In einem ruhigen Moment, wenn die Kinder schlafen (das passiert eigentlich nur, wenn sie schlafen), kommen mir wieder diese hellen, leuchtenden Bilder in den Kopf. Wenn ich am Ende eines langen Tages im Bett liege, denke ich darüber nach, ob ich morgen vielleicht fröhlicher sein werde. Vielleicht rieche ich morgen nach Sonnenschein und meine Kinder und ich werden uns wirklich lieben.

Mutterschaft bedeutet mehr harte Arbeit als sonnige Picknicks oder geflüsterte Geheimnisse, aber ich denke, wir müssen es trotzdem idealisieren. Es könnte Teil unserer DNA sein; Ich glaube nicht, dass wir etwas dagegen tun können, und es hält uns Tag für Tag am Laufen. Ich weiß ganz genau, dass meine Kinder keine Engel sind, und ich auch nicht; Außer, dass wir es manchmal, für süße, kurze Momente, tun.

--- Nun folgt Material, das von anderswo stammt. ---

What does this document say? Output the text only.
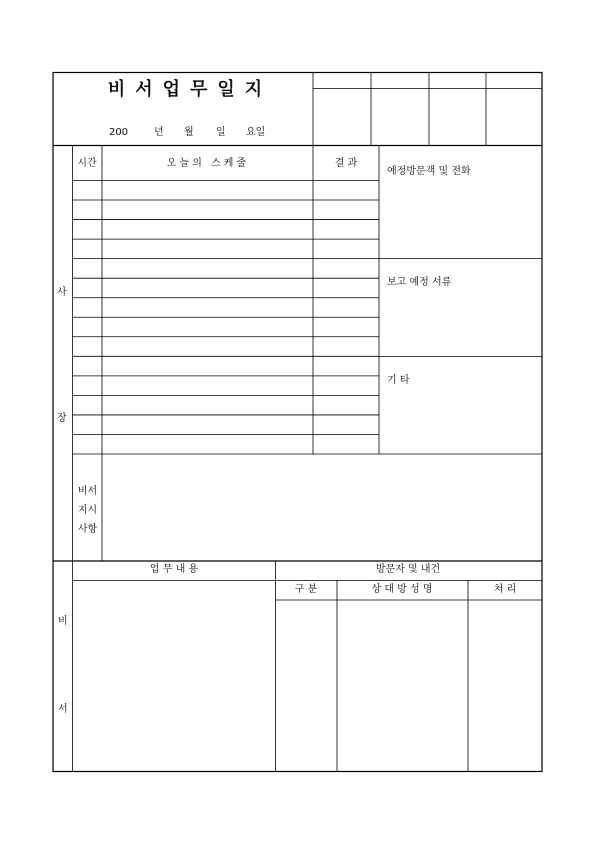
비서업무일지
200	년 월 일 요일
사
장
시간	오늘의 스케줄	결 과
예정방문객 및 전화
보고 예정 서류
기 타
비서
지시
사항
비
서
업 무 내 용	방문자 및 내건
구 분	상 대 방 성 명	처 리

Wenn ich einer der Zwillinge einen Gute-Nacht-Kuss gebe und mich mit dem sehnsüchtigen Wunsch, für den Tag fertig zu sein, vorbeuge, nimmt sie mein Gesicht in ihre Hände, bedeckt es mit einem Dutzend zarter Küsse und kichert. Ich kichere auch, und ich spüre es.

Wenn ich ein Kind auf meinen Schoß ziehe, um mir einen Schuh zuzubinden, und es sich an mich schmiegt und sagt: „Ich bin in meinem Nest“, kann ich es spüren.

Die Weichheit eines kleinen Arms, der um meinen Hals ruht, bleibt bestehen, selbst angesichts eines Hauses, das mit Unordnung bedeckt ist, meiner Kleidung, die mit Glibber bedeckt ist, meiner Sehnsucht nach einer Pause, einer Ruhe, einem Frieden.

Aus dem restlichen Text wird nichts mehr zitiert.